Judge Sir Augusto Bartolo

Sir Augusto Bartolo (1883 – 20 February 1937), sometimes known as Augustus Bartolo, was a Maltese journalist, politician and judge.

== Biography ==
He took an active role in the process of the Maltese constitutional and political development. Being pro-British Bartolo was against the Italian irredentist claim over Malta. However, in his political life he opposed the Anglicisation of Maltese culture, performed back then by the Prime Minister of Malta, Sir Gerald Strickland. Augusto Bartolo and Gerald Strickland were both founders of the Constitutional Party. The political party supported the English language during the language question in Malta with Bartolo having showed equal support to both English and Italian, and Strickland English and Maltese. Bartolo took a prominent role in the early governance of Malta working to bring social reforms.

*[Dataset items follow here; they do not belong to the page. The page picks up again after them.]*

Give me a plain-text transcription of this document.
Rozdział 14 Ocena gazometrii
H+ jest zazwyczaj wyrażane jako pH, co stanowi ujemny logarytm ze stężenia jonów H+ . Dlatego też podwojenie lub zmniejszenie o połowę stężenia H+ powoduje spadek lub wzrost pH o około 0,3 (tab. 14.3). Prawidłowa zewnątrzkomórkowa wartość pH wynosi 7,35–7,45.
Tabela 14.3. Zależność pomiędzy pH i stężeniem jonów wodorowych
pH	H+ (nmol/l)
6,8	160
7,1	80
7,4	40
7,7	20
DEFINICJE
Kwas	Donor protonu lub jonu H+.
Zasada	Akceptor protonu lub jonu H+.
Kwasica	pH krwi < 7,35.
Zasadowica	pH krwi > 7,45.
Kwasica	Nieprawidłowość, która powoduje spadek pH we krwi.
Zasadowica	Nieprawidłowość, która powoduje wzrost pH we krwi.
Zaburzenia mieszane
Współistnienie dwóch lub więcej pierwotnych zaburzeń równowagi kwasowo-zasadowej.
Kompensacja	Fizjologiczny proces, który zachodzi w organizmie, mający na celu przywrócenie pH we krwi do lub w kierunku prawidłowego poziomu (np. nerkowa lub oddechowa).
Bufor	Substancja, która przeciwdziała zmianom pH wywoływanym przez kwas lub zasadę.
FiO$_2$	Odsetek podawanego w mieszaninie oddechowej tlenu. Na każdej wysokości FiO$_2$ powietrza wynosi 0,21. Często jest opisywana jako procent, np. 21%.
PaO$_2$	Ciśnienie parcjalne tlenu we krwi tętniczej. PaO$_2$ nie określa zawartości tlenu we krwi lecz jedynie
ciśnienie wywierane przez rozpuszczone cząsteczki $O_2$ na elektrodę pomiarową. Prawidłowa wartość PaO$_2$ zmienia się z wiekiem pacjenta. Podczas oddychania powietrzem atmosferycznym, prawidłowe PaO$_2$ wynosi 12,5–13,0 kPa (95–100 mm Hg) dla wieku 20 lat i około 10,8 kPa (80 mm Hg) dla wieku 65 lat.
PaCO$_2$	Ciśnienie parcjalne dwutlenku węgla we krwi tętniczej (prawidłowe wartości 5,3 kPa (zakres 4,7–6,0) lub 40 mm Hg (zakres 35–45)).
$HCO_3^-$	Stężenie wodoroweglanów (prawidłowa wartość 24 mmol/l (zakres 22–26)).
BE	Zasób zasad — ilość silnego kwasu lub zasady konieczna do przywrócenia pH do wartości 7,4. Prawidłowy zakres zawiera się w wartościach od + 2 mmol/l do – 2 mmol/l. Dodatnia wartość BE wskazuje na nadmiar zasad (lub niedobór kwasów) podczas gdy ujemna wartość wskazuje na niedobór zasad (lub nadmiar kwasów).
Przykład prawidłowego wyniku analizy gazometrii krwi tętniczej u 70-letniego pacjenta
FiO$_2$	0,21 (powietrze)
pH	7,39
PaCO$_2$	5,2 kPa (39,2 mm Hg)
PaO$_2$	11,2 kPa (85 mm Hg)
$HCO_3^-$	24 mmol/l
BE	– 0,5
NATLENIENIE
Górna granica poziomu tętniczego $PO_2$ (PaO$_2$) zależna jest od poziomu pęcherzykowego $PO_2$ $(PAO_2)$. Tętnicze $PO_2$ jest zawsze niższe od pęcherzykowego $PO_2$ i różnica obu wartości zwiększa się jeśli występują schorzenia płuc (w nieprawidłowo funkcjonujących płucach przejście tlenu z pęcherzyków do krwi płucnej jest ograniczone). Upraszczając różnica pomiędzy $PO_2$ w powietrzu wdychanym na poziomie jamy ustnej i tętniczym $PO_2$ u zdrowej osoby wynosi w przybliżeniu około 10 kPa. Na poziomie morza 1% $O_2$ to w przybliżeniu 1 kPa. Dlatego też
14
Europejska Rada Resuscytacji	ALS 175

Bartolo studied law becoming a lawyer, and later a prominent judge in Malta. He was an editor of the Malta Chronicle. During his political life he was a senator (when Malta still had a senate) and later became the Minister for Public Instruction and Migration in Malta, serving a crucial role when significant percentage of the Maltese population emigrated to British colonies of the time. One of his residences was the notable Villa Guardamangia which was later the temporal official residence of some members of the British royal family when residing in Malta.

He is buried at the cemetery of Santa Maria Addolorata ("Our Lady of Sorrows") in Paola, the largest graveyard of the country. A street in Ta' Xbiex is named after him as Sir Augustus Bartolo Street.